Deve intendersi per joint venture un'impresa il cui capitale sia detenuto da 2 o più partner. Nel quadro del programma JOP è necessario:
- che la joint venture sia considerata tale dalla legislazione del paese dell'area Phare e Tacis
- che almeno un partner provenga dall'UE
- che almeno un partner abbia sede in uno dei paesi dell'Europa centro orientale.

Tipologie

Misura 1 Seminari ed iniziative promozionali che facilitino il contatto tra gli operatori economici, la divulgazione del programma e la promozione degli investimenti delle aree considerate (UE Phare Tacis).
Contributo finanziario: contributo a fondo perduto fino ad un massimo del 50% dei costi sostenuti.

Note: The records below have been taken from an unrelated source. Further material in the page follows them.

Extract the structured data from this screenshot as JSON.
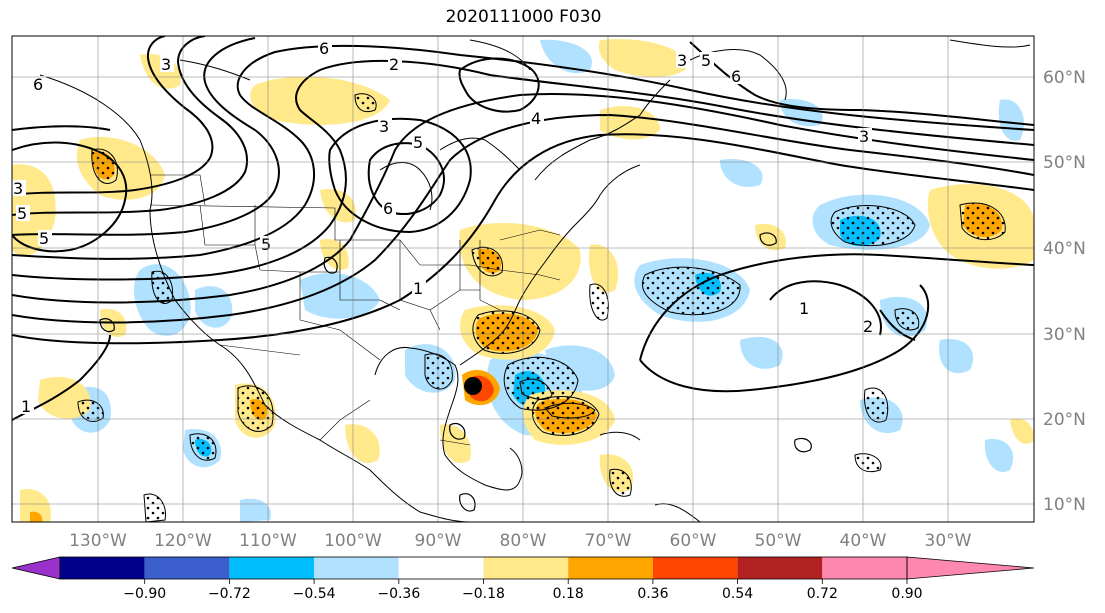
{
  "title": "2020111000 F030",
  "lon_labels": [
    "130°W",
    "120°W",
    "110°W",
    "100°W",
    "90°W",
    "80°W",
    "70°W",
    "60°W",
    "50°W",
    "40°W",
    "30°W"
  ],
  "lat_labels": [
    "60°N",
    "50°N",
    "40°N",
    "30°N",
    "20°N",
    "10°N"
  ],
  "colorbar": {
    "ticks": [
      "−0.90",
      "−0.72",
      "−0.54",
      "−0.36",
      "−0.18",
      "0.18",
      "0.36",
      "0.54",
      "0.72",
      "0.90"
    ],
    "colors": [
      "#9932cc",
      "#00008b",
      "#3a5fcd",
      "#00bfff",
      "#b0e2ff",
      "#ffffff",
      "#ffe98a",
      "#ffa500",
      "#ff4500",
      "#b22222",
      "#ff88b0"
    ]
  },
  "contour_labels": [
    "6",
    "2",
    "3",
    "5",
    "6",
    "3",
    "5",
    "6",
    "3",
    "5",
    "1",
    "1",
    "2",
    "4",
    "5",
    "3",
    "1",
    "6",
    "3",
    "5"
  ]
}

Misura 2 Studi di prefattibilità e fattibilità legati alle attività preliminari alla costituzione di una joint venture o, in alcuni casi, alla realizzazione di un investimento diretto e alla stipula di accordi di produzione e distribuzione.
Contributo finanziario: per lo studio di prefattibilità contributo a fondo perduto pari al 50% dei costi, per lo studio di fattibilità, anticipo ad interesse zero fino al 50% dei costi ammissibili, tale anticipo sarà convertito in sovvenzione se il progetto di investimento sarà realizzato entro 12 mesi dallo studio. Qualora l'investimento non venisse realizzato, l'anticipo potrà essere convertito in contributo a fondo perduto a fronte della cessione all'UE dei diritti d'autore relativi allo studio.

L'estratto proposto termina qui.